Butte is a senior author of the paper, along with Mark Davis, PhD, director of the Stanford Institute for Immunity, Transplantation and Infection. The two lead authors are postdoctoral scholar Shai Shen-Orr, PhD, and Robert Tibshirani, PhD, professor of health research and policy and of statistics.
The potential for extracting important information from a blood sample has mushroomed since the advent of the microarray about 15 years ago. A microarray is a man-made, thumbnail-sized grid of DNA on whose surface reside tens of thousands of tiny sensors that can distinguish among different short sequences of nucleic acids - the genetic material of all life. Such a chip can be immersed in an extract from living cells, such as blood; then, whenever a sensor on the chip detects a matching nucleic-acid sequence, it transmits a fluorescent signal recording the sequence's presence.

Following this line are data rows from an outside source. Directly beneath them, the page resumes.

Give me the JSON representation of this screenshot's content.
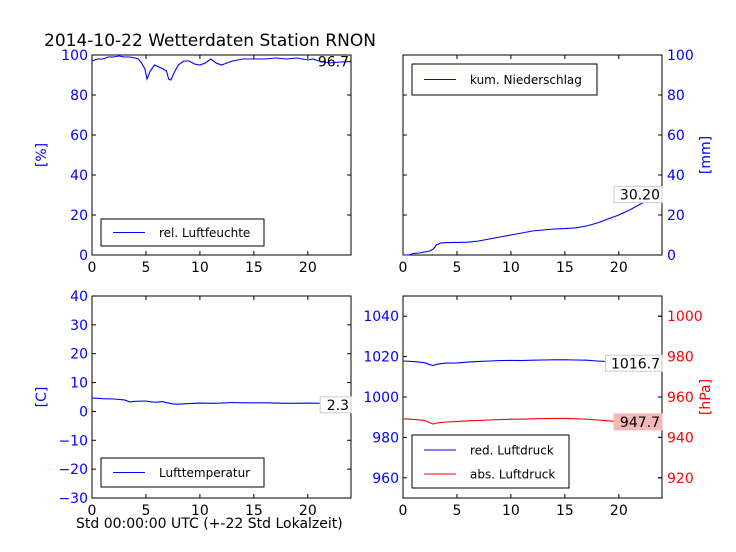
{
  "title": "2014-10-22 Wetterdaten Station RNON",
  "xlabel": "Std 00:00:00 UTC (+-22 Std Lokalzeit)",
  "colors": {
    "blue": "#0000ff",
    "red": "#ff0000",
    "black": "#000000",
    "pink": "#f4b8b8"
  },
  "chart_data": [
    {
      "id": "humidity",
      "type": "line",
      "xlim": [
        0,
        24
      ],
      "ylim": [
        0,
        100
      ],
      "xticks": [
        0,
        5,
        10,
        15,
        20
      ],
      "yticks": [
        0,
        20,
        40,
        60,
        80,
        100
      ],
      "yaxis_side": "left",
      "ylabel": "[%]",
      "ylabel_color": "#0000ff",
      "legend_position": "lower-left",
      "series": [
        {
          "name": "rel. Luftfeuchte",
          "color": "#0000ff",
          "points": [
            [
              0,
              97
            ],
            [
              0.5,
              98
            ],
            [
              1,
              98
            ],
            [
              1.5,
              99
            ],
            [
              2,
              99
            ],
            [
              2.5,
              99.5
            ],
            [
              3,
              99
            ],
            [
              3.5,
              99
            ],
            [
              4,
              98.5
            ],
            [
              4.3,
              98
            ],
            [
              4.6,
              96
            ],
            [
              4.9,
              93
            ],
            [
              5.1,
              88
            ],
            [
              5.4,
              92
            ],
            [
              5.8,
              95
            ],
            [
              6.2,
              94
            ],
            [
              6.6,
              93
            ],
            [
              6.9,
              92
            ],
            [
              7.1,
              88
            ],
            [
              7.3,
              87.5
            ],
            [
              7.6,
              91
            ],
            [
              8.0,
              95
            ],
            [
              8.5,
              97
            ],
            [
              9,
              97
            ],
            [
              9.5,
              95.5
            ],
            [
              10,
              95
            ],
            [
              10.5,
              96
            ],
            [
              11,
              98
            ],
            [
              11.5,
              96
            ],
            [
              12,
              95
            ],
            [
              12.5,
              96
            ],
            [
              13,
              97
            ],
            [
              13.5,
              97.5
            ],
            [
              14,
              98
            ],
            [
              15,
              98
            ],
            [
              16,
              98
            ],
            [
              17,
              98.5
            ],
            [
              18,
              98
            ],
            [
              19,
              98.5
            ],
            [
              20,
              97.5
            ],
            [
              20.5,
              98
            ],
            [
              21,
              97
            ],
            [
              22,
              96
            ],
            [
              23,
              96.5
            ],
            [
              24,
              96.7
            ]
          ]
        }
      ],
      "annotation": {
        "text": "96.7",
        "x": 24,
        "y": 96.7,
        "style": "plain"
      }
    },
    {
      "id": "precipitation",
      "type": "line",
      "xlim": [
        0,
        24
      ],
      "ylim": [
        0,
        100
      ],
      "xticks": [
        0,
        5,
        10,
        15,
        20
      ],
      "yticks": [
        0,
        20,
        40,
        60,
        80,
        100
      ],
      "yaxis_side": "right",
      "ylabel": "[mm]",
      "ylabel_color": "#0000ff",
      "legend_position": "upper-left",
      "series": [
        {
          "name": "kum. Niederschlag",
          "color": "#0000ff",
          "points": [
            [
              0,
              0
            ],
            [
              0.5,
              0
            ],
            [
              1,
              0.8
            ],
            [
              1.5,
              1
            ],
            [
              2,
              1.5
            ],
            [
              2.5,
              2
            ],
            [
              2.8,
              3
            ],
            [
              3.1,
              5
            ],
            [
              3.5,
              6
            ],
            [
              4,
              6.2
            ],
            [
              5,
              6.3
            ],
            [
              6,
              6.4
            ],
            [
              7,
              7
            ],
            [
              8,
              8
            ],
            [
              9,
              9
            ],
            [
              10,
              10
            ],
            [
              11,
              11
            ],
            [
              12,
              12
            ],
            [
              13,
              12.5
            ],
            [
              14,
              13
            ],
            [
              15,
              13.2
            ],
            [
              16,
              13.6
            ],
            [
              17,
              14.5
            ],
            [
              18,
              16
            ],
            [
              19,
              18
            ],
            [
              20,
              20
            ],
            [
              21,
              22.5
            ],
            [
              22,
              25.5
            ],
            [
              23,
              28
            ],
            [
              24,
              30.2
            ]
          ]
        }
      ],
      "annotation": {
        "text": "30.20",
        "x": 24,
        "y": 30.2,
        "style": "boxed"
      }
    },
    {
      "id": "temperature",
      "type": "line",
      "xlim": [
        0,
        24
      ],
      "ylim": [
        -30,
        40
      ],
      "xticks": [
        0,
        5,
        10,
        15,
        20
      ],
      "yticks": [
        -30,
        -20,
        -10,
        0,
        10,
        20,
        30,
        40
      ],
      "yaxis_side": "left",
      "ylabel": "[C]",
      "ylabel_color": "#0000ff",
      "legend_position": "lower-left",
      "series": [
        {
          "name": "Lufttemperatur",
          "color": "#0000ff",
          "points": [
            [
              0,
              4.7
            ],
            [
              1,
              4.4
            ],
            [
              2,
              4.3
            ],
            [
              3,
              4.0
            ],
            [
              3.5,
              3.3
            ],
            [
              4,
              3.5
            ],
            [
              5,
              3.6
            ],
            [
              5.5,
              3.3
            ],
            [
              6,
              3.2
            ],
            [
              6.5,
              3.4
            ],
            [
              7,
              3.0
            ],
            [
              7.5,
              2.6
            ],
            [
              8,
              2.5
            ],
            [
              9,
              2.7
            ],
            [
              10,
              2.9
            ],
            [
              11,
              2.8
            ],
            [
              12,
              2.9
            ],
            [
              13,
              3.1
            ],
            [
              14,
              3.0
            ],
            [
              15,
              3.0
            ],
            [
              16,
              3.0
            ],
            [
              17,
              2.9
            ],
            [
              18,
              2.8
            ],
            [
              19,
              2.8
            ],
            [
              20,
              2.9
            ],
            [
              21,
              2.8
            ],
            [
              22,
              2.5
            ],
            [
              23,
              2.4
            ],
            [
              24,
              2.3
            ]
          ]
        }
      ],
      "annotation": {
        "text": "2.3",
        "x": 24,
        "y": 2.3,
        "style": "boxed"
      }
    },
    {
      "id": "pressure",
      "type": "line",
      "xlim": [
        0,
        24
      ],
      "ylim": [
        950,
        1050
      ],
      "ylim_right": [
        910,
        1010
      ],
      "xticks": [
        0,
        5,
        10,
        15,
        20
      ],
      "yticks": [
        960,
        980,
        1000,
        1020,
        1040
      ],
      "yticks_right": [
        920,
        940,
        960,
        980,
        1000
      ],
      "yaxis_side": "both",
      "ylabel": "[hPa]",
      "ylabel_color": "#ff0000",
      "legend_position": "lower-left",
      "series": [
        {
          "name": "red. Luftdruck",
          "color": "#0000ff",
          "axis": "left",
          "points": [
            [
              0,
              1017.8
            ],
            [
              1,
              1017.5
            ],
            [
              2,
              1017
            ],
            [
              2.5,
              1016
            ],
            [
              2.8,
              1015.6
            ],
            [
              3.2,
              1016.3
            ],
            [
              4,
              1016.8
            ],
            [
              5,
              1016.9
            ],
            [
              6,
              1017.3
            ],
            [
              7,
              1017.6
            ],
            [
              8,
              1017.8
            ],
            [
              9,
              1018
            ],
            [
              10,
              1018.1
            ],
            [
              11,
              1018
            ],
            [
              12,
              1018.2
            ],
            [
              13,
              1018.3
            ],
            [
              14,
              1018.4
            ],
            [
              15,
              1018.4
            ],
            [
              16,
              1018.3
            ],
            [
              17,
              1018.2
            ],
            [
              18,
              1017.8
            ],
            [
              19,
              1017.5
            ],
            [
              20,
              1017
            ],
            [
              21,
              1016.8
            ],
            [
              22,
              1016.7
            ],
            [
              23,
              1016.7
            ],
            [
              24,
              1016.7
            ]
          ]
        },
        {
          "name": "abs. Luftdruck",
          "color": "#ff0000",
          "axis": "right",
          "points": [
            [
              0,
              949.2
            ],
            [
              1,
              948.9
            ],
            [
              2,
              948.4
            ],
            [
              2.5,
              947.3
            ],
            [
              2.8,
              946.6
            ],
            [
              3.2,
              947.2
            ],
            [
              4,
              947.6
            ],
            [
              5,
              947.8
            ],
            [
              6,
              948.2
            ],
            [
              7,
              948.4
            ],
            [
              8,
              948.6
            ],
            [
              9,
              948.8
            ],
            [
              10,
              949
            ],
            [
              11,
              949
            ],
            [
              12,
              949.2
            ],
            [
              13,
              949.3
            ],
            [
              14,
              949.4
            ],
            [
              15,
              949.4
            ],
            [
              16,
              949.2
            ],
            [
              17,
              949
            ],
            [
              18,
              948.6
            ],
            [
              19,
              948.2
            ],
            [
              20,
              947.8
            ],
            [
              21,
              947.7
            ],
            [
              22,
              947.7
            ],
            [
              23,
              947.7
            ],
            [
              24,
              947.7
            ]
          ]
        }
      ],
      "annotation": {
        "text": "1016.7",
        "x": 24,
        "y": 1016.7,
        "style": "boxed"
      },
      "annotation2": {
        "text": "947.7",
        "x": 24,
        "y": 947.7,
        "style": "pinkbox"
      }
    }
  ]
}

By using microarrays to measure how actively a gene is being "expressed," research scientists can detect medically important alterations in a tissue. As they get steadily cheaper and easier to work with, microarrays are also at the threshold of widespread use as clinical diagnostic devices.
Still, whole blood poses a complication when used as a sample in microarray analyses. "Any 7-year-old can look at a blood sample under a microscope and see it's a mix of a huge number of different kinds of cells," said Butte, who is also director of the Center for Pediatric Bioinformatics at Lucile Packard Children's Hospital. A single sample contains dozens of cell types, at different levels of maturity or at different stages of activation. A gene-expression change that, in one cell type, means something has gone terribly wrong may in another cell type be completely benign, or even a sign of needed activation. But a microarray has no way of knowing which kind of cell in the mix a particular nucleic-acid snippet came from.
To make things more difficult, the composition of samples drawn from two different patients - or even of two samples drawn at different times from the same patient - varies dramatically.
Imagine that a public-opinion analyst, new on the job, were to conduct two national voter-preference surveys before and after a politician's speech, to see if that speech improved or impaired the popularity of a piece of legislation. But the rookie analyst has neglected to ask those surveyed which party they lean toward or what state they come from, so doesn't realize the first survey sample had a Democrat-to-Republican ratio of 30:70, while in the second, the ratio was reversed. The analyst might mistakenly infer a huge swing in pre- and post-speech preferences, when in fact the only real change was in the samples' compositions. Meanwhile, a vehement change in support among residents of a small but election-swinging state might go undetected.